Methods: We retrospectively identified 90 patients who underwent pediatric living donor LT (LDLT) at our institution between July 1991 and October 2013. Out of 90 LDLT patients, donor-specific antibody (DSA) screening was performed for 71 patients. After the DSA screening, liver biopsies were subsequently performed and graft fibrosis plus findings of chronic rejection were evaluated for 18 patients. Patients were divided into two groups based on histological findings, and clinical characteristics among patients with immunological graft fibrosis were assessed. The degree of fibrosis was diagnosed based on the Metavir fibrosis staging, and the fibrosis group included patients with fibrosis of F2 or more and patients with F1 fibrosis plus findings of chronic rejection, especially including C4d deposition. The cut-off for a positive reaction of Single Antigen Beads assay was set at a mean fluorescence intensity (MFI) of 1,000 or more.
Results: Of 18 patients, seven were included in the fibrosis group. No significant between-group differences were found regarding pretransplant characteristics, including age, sex, primary disease, ABO incompatibility, and immunosuppressive regimen. Episodes of biopsy-proven acute rejection and non-adherence to immunosuppressive drugs were comparable between the two groups. The mean fluorescence intensity (MFI) for anti-DR DSAs was significantly higher in the fibrosis group than the non-fibrosis group (1655 vs. 216; p = 0.019). There were significant between-group differences regarding the positive rate of anti-DR DSAs (86% vs. 28%; p = 0.012). The MFI for anti-DQ DSA was higher among patients with liver fibrosis, although this between-group difference did not reach statistical significance. The immunosuppression minimization rate was more prevalent among patients with liver fibrosis, although this between-group difference did not reach statistical significance (71% vs. 45%; p = 0.37).
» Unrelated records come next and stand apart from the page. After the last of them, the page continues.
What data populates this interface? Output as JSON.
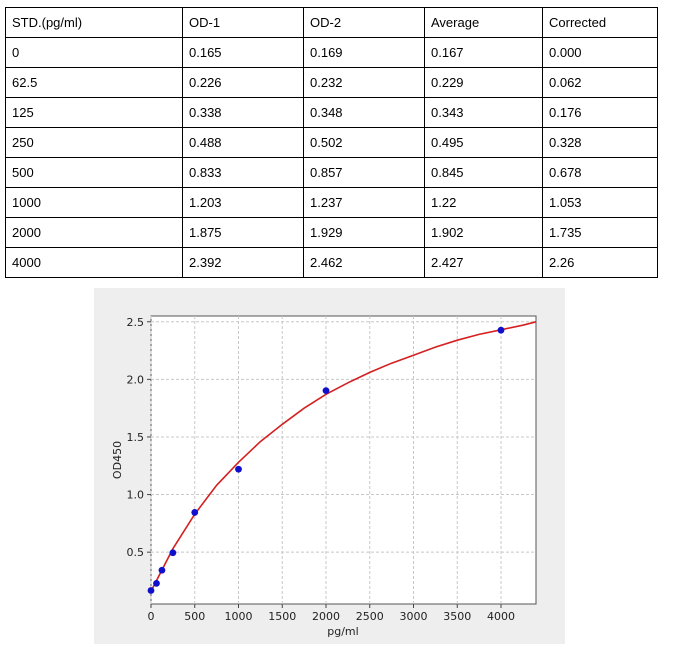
{
  "table": {
    "headers": [
      "STD.(pg/ml)",
      "OD-1",
      "OD-2",
      "Average",
      "Corrected"
    ],
    "rows": [
      [
        "0",
        "0.165",
        "0.169",
        "0.167",
        "0.000"
      ],
      [
        "62.5",
        "0.226",
        "0.232",
        "0.229",
        "0.062"
      ],
      [
        "125",
        "0.338",
        "0.348",
        "0.343",
        "0.176"
      ],
      [
        "250",
        "0.488",
        "0.502",
        "0.495",
        "0.328"
      ],
      [
        "500",
        "0.833",
        "0.857",
        "0.845",
        "0.678"
      ],
      [
        "1000",
        "1.203",
        "1.237",
        "1.22",
        "1.053"
      ],
      [
        "2000",
        "1.875",
        "1.929",
        "1.902",
        "1.735"
      ],
      [
        "4000",
        "2.392",
        "2.462",
        "2.427",
        "2.26"
      ]
    ]
  },
  "chart_data": {
    "type": "scatter",
    "title": "",
    "xlabel": "pg/ml",
    "ylabel": "OD450",
    "xlim": [
      0,
      4400
    ],
    "ylim": [
      0.05,
      2.55
    ],
    "xticks": [
      0,
      500,
      1000,
      1500,
      2000,
      2500,
      3000,
      3500,
      4000
    ],
    "yticks": [
      0.5,
      1.0,
      1.5,
      2.0,
      2.5
    ],
    "xtick_labels": [
      "0",
      "500",
      "1000",
      "1500",
      "2000",
      "2500",
      "3000",
      "3500",
      "4000"
    ],
    "ytick_labels": [
      "0.5",
      "1.0",
      "1.5",
      "2.0",
      "2.5"
    ],
    "grid": true,
    "series": [
      {
        "kind": "points",
        "color": "#1010cc",
        "x": [
          0,
          62.5,
          125,
          250,
          500,
          1000,
          2000,
          4000
        ],
        "y": [
          0.167,
          0.229,
          0.343,
          0.495,
          0.845,
          1.22,
          1.902,
          2.427
        ]
      },
      {
        "kind": "fit-curve",
        "color": "#d42020",
        "x": [
          0,
          250,
          500,
          750,
          1000,
          1250,
          1500,
          1750,
          2000,
          2250,
          2500,
          2750,
          3000,
          3250,
          3500,
          3750,
          4000,
          4250,
          4400
        ],
        "y": [
          0.16,
          0.53,
          0.83,
          1.08,
          1.28,
          1.46,
          1.61,
          1.75,
          1.87,
          1.97,
          2.06,
          2.14,
          2.21,
          2.28,
          2.34,
          2.39,
          2.43,
          2.47,
          2.5
        ]
      }
    ]
  }
}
Conclusion: Posttransplant development of anti-DR DSA is a risk factor of liver fibrosis during long-term follow-up. This finding provides useful information for the implementation of valid histological examinations of liver grafts for patients with higher MFI, especially for anti-DR DSA, after pediatric LT.
JSPS KAKENHI Grant Numbers JP17K16502. JSPS KAKENHI Grant Numbers JP26861036.